I have read through the kubernetes/community#321 and as far as I understand the decision to not allow users define mountOptions for inline volumes comes from the risk of node crash as suggested by @wongma7.

Polluting securityContext with Yet Another Boolean Option is not an option as suggested by @glb as it will introduce yet another special case and we are already in the position where inline volumes are treated differently from inline volumes otherwise this issue and discussion would probably be non-existent.

Docker and Nerdctl, however, allow to pass mount options to tmpfs mounts (which can be considered as an equivalent to emptyDir in particular and inline volumes in general).

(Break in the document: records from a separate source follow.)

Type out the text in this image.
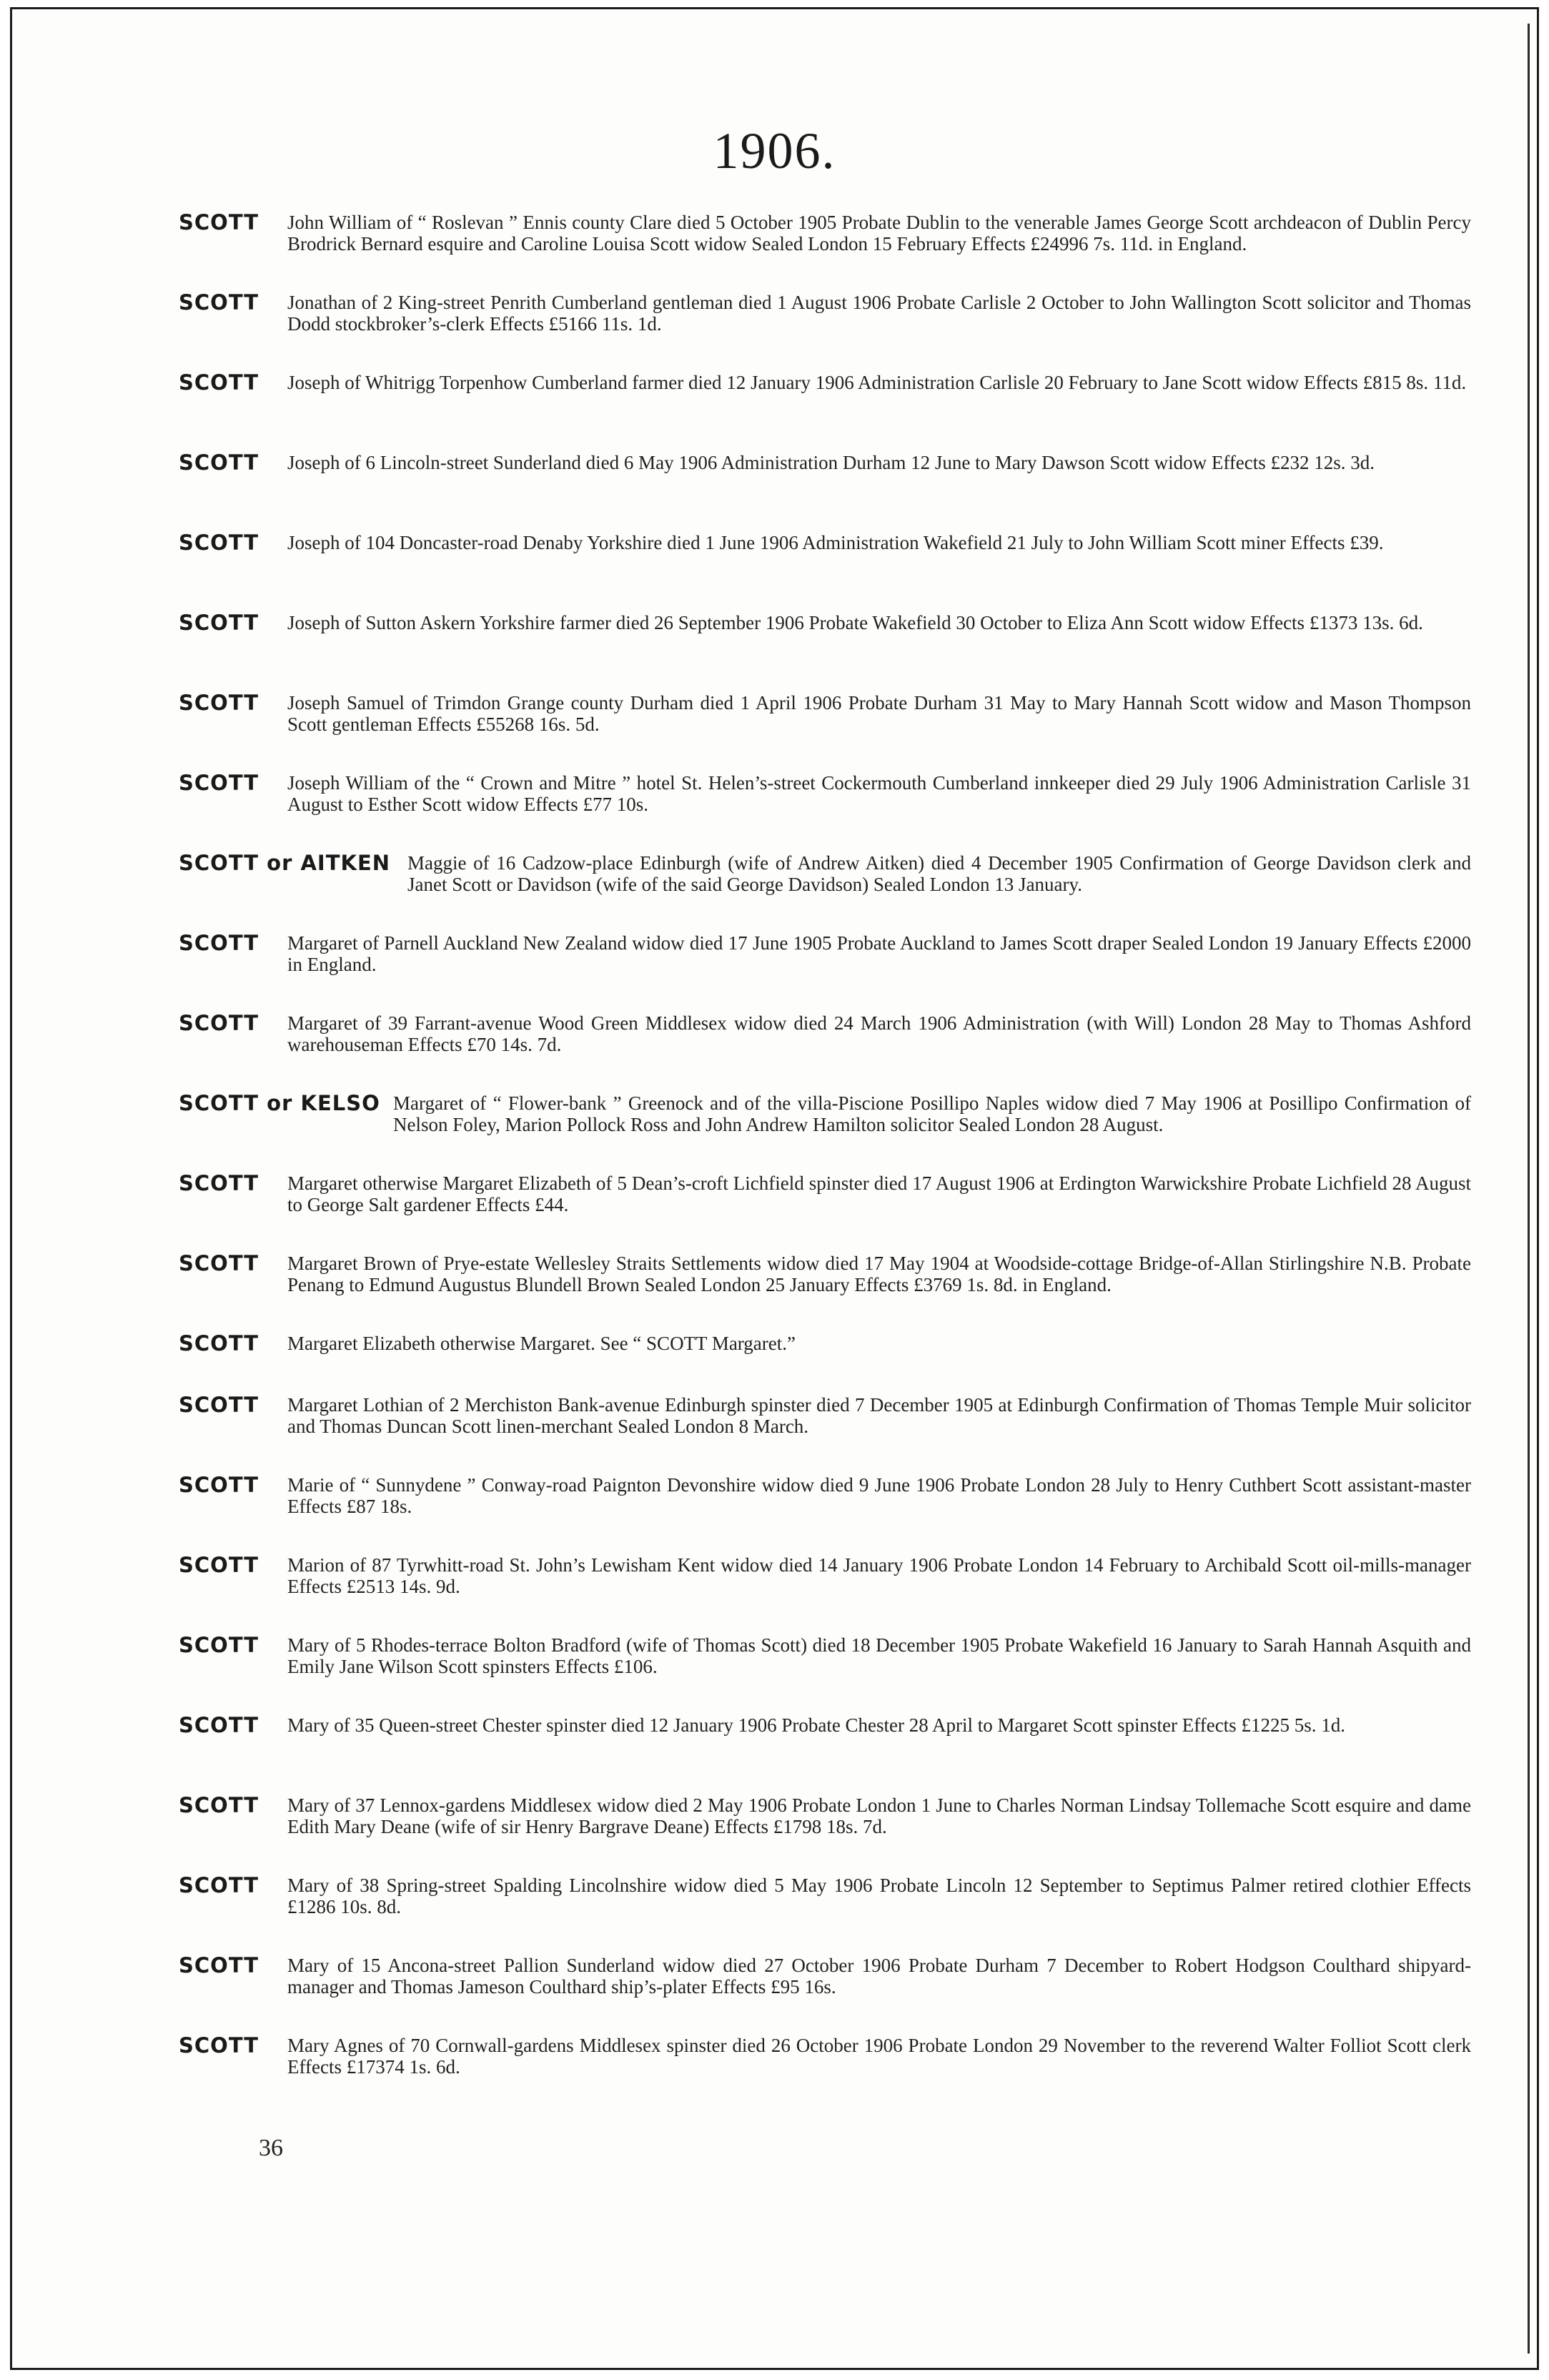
1906.
SCOTT John William of “ Roslevan ” Ennis county Clare died 5 October 1905 Probate Dublin to the venerable James George Scott archdeacon of Dublin Percy Brodrick Bernard esquire and Caroline Louisa Scott widow Sealed London 15 February Effects £24996 7s. 11d. in England.
SCOTT Jonathan of 2 King-street Penrith Cumberland gentleman died 1 August 1906 Probate Carlisle 2 October to John Wallington Scott solicitor and Thomas Dodd stockbroker’s-clerk Effects £5166 11s. 1d.
SCOTT Joseph of Whitrigg Torpenhow Cumberland farmer died 12 January 1906 Administration Carlisle 20 February to Jane Scott widow Effects £815 8s. 11d.
SCOTT Joseph of 6 Lincoln-street Sunderland died 6 May 1906 Administration Durham 12 June to Mary Dawson Scott widow Effects £232 12s. 3d.
SCOTT Joseph of 104 Doncaster-road Denaby Yorkshire died 1 June 1906 Administration Wakefield 21 July to John William Scott miner Effects £39.
SCOTT Joseph of Sutton Askern Yorkshire farmer died 26 September 1906 Probate Wakefield 30 October to Eliza Ann Scott widow Effects £1373 13s. 6d.
SCOTT Joseph Samuel of Trimdon Grange county Durham died 1 April 1906 Probate Durham 31 May to Mary Hannah Scott widow and Mason Thompson Scott gentleman Effects £55268 16s. 5d.
SCOTT Joseph William of the “ Crown and Mitre ” hotel St. Helen’s-street Cockermouth Cumberland innkeeper died 29 July 1906 Administration Carlisle 31 August to Esther Scott widow Effects £77 10s.
SCOTT or AITKEN Maggie of 16 Cadzow-place Edinburgh (wife of Andrew Aitken) died 4 December 1905 Confirmation of George Davidson clerk and Janet Scott or Davidson (wife of the said George Davidson) Sealed London 13 January.
SCOTT Margaret of Parnell Auckland New Zealand widow died 17 June 1905 Probate Auckland to James Scott draper Sealed London 19 January Effects £2000 in England.
SCOTT Margaret of 39 Farrant-avenue Wood Green Middlesex widow died 24 March 1906 Administration (with Will) London 28 May to Thomas Ashford warehouseman Effects £70 14s. 7d.
SCOTT or KELSO Margaret of “ Flower-bank ” Greenock and of the villa-Piscione Posillipo Naples widow died 7 May 1906 at Posillipo Confirmation of Nelson Foley, Marion Pollock Ross and John Andrew Hamilton solicitor Sealed London 28 August.
SCOTT Margaret otherwise Margaret Elizabeth of 5 Dean’s-croft Lichfield spinster died 17 August 1906 at Erdington Warwickshire Probate Lichfield 28 August to George Salt gardener Effects £44.
SCOTT Margaret Brown of Prye-estate Wellesley Straits Settlements widow died 17 May 1904 at Woodside-cottage Bridge-of-Allan Stirlingshire N.B. Probate Penang to Edmund Augustus Blundell Brown Sealed London 25 January Effects £3769 1s. 8d. in England.
SCOTT Margaret Elizabeth otherwise Margaret. See “ SCOTT Margaret.”
SCOTT Margaret Lothian of 2 Merchiston Bank-avenue Edinburgh spinster died 7 December 1905 at Edinburgh Confirmation of Thomas Temple Muir solicitor and Thomas Duncan Scott linen-merchant Sealed London 8 March.
SCOTT Marie of “ Sunnydene ” Conway-road Paignton Devonshire widow died 9 June 1906 Probate London 28 July to Henry Cuthbert Scott assistant-master Effects £87 18s.
SCOTT Marion of 87 Tyrwhitt-road St. John’s Lewisham Kent widow died 14 January 1906 Probate London 14 February to Archibald Scott oil-mills-manager Effects £2513 14s. 9d.
SCOTT Mary of 5 Rhodes-terrace Bolton Bradford (wife of Thomas Scott) died 18 December 1905 Probate Wakefield 16 January to Sarah Hannah Asquith and Emily Jane Wilson Scott spinsters Effects £106.
SCOTT Mary of 35 Queen-street Chester spinster died 12 January 1906 Probate Chester 28 April to Margaret Scott spinster Effects £1225 5s. 1d.
SCOTT Mary of 37 Lennox-gardens Middlesex widow died 2 May 1906 Probate London 1 June to Charles Norman Lindsay Tollemache Scott esquire and dame Edith Mary Deane (wife of sir Henry Bargrave Deane) Effects £1798 18s. 7d.
SCOTT Mary of 38 Spring-street Spalding Lincolnshire widow died 5 May 1906 Probate Lincoln 12 September to Septimus Palmer retired clothier Effects £1286 10s. 8d.
SCOTT Mary of 15 Ancona-street Pallion Sunderland widow died 27 October 1906 Probate Durham 7 December to Robert Hodgson Coulthard shipyard-manager and Thomas Jameson Coulthard ship’s-plater Effects £95 16s.
SCOTT Mary Agnes of 70 Cornwall-gardens Middlesex spinster died 26 October 1906 Probate London 29 November to the reverend Walter Folliot Scott clerk Effects £17374 1s. 6d.
36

Docker does it through maintaining a list of valid mount options and does not accept silly things like errors=panic thus protecting the host.

Example:

❯ docker run --rm --tmpfs /lol:errors=panic busybox                                         
docker: Error response from daemon: Invalid tmpfs option ["errors" "panic"].

See

https://github.com/moby/moby/blob/2fa66cfce2523f6e38bcccc1161055b46c3c6a90/daemon/oci_linux.go#L584-L587

and

https://github.com/moby/sys/blob/c161267cd2212985f81a50a029001f82c91bca7f/mount/flags_unix.go#L103-L106

and nerdctl that re-uses the github.com/moby/sys logic and also resorts to nosuid,noexec,nodev default mount options for tmpfs:

https://github.com/containerd/nerdctl/blob/0a125c1a3346162a31b3c2bee3e205f97fd28c6b/pkg/mountutil/mountutil_linux.go#L265-L273

Apart from docker and nerdctl I have not performed prior art analysis for other container runtimes and clients but I am curious and will check how podman handles this.

References

• https://www.cisecurity.org/benchmark/distribution_independent_linux
• https://www.debian.org/doc/manuals/securing-debian-manual/ch04s10.en.html#id-1.5.13.9

I also desperately need being able to set mountOptions on emptyDir mounts. I'd need to add the noexec and nosuid mount options. Has there been any progress on this issue lately?

Has there been any progress on this issue?